Pierre Mille - Le bol de Chine ou, divagations sur les beaux-arts
Le bol de Chine ou, divagations sur les beaux-arts
Pierre Mille
Description
Ce n’est rien qu’un bol, une simple écuelle à riz, que modela jadis un artisan de la vieille Chine, pour la jeter ensuite aux grands feux qui font la matière solide, cristalline, comme intérieurement gemmée, égalent enfin l’œuvre des hommes à ces minéraux cristallins qu’a recuits l’ardeur des volcans. Pas d’ornements, nul décor, rien qu’un émail épais, d’un vert cérulé ; galuchat ou peau de serpent. Mais prenez-le, maniez-le, touchez-le : quelle étrange, quelle nouvelle impression de beauté ! Et d’où vient-elle ?… Voici maintenant un buste de bronze. La sévérité même de sa teinte monotone fait que je n’en perçois que la silhouette générale et les traits principaux. Je clos mes paupières, j’abolis mon regard, je palpe, je tâte en aveugle ; et ce sont des muscles, une charpente, une pulpe vivante, des accents qui se révèlent.
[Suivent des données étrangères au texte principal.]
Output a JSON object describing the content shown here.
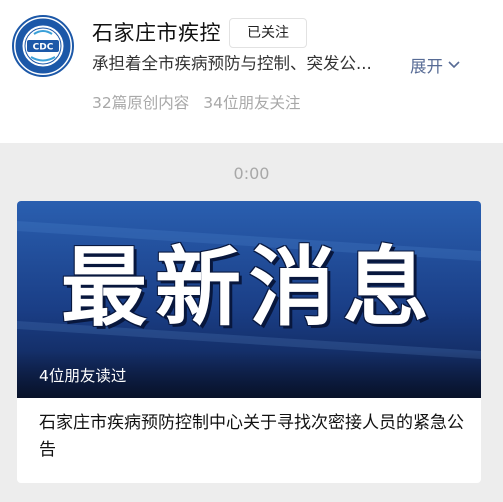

Oh ! la joie, le pouvoir, la « connaissance » qui se cachaient dans mes mains, et que j’ignorais ! Mais alors que j’ai des mots qui attribuent des causes aux voluptés de mes yeux, qui « nomment » des détails, définissent des caractères, motivent des sensations, ici je ne puis aller plus loin — je n’ai plus de langage parce que je n’ai plus d’idées : seules des impressions infiniment profondes, infiniment vagues, indéfinissables, obscures.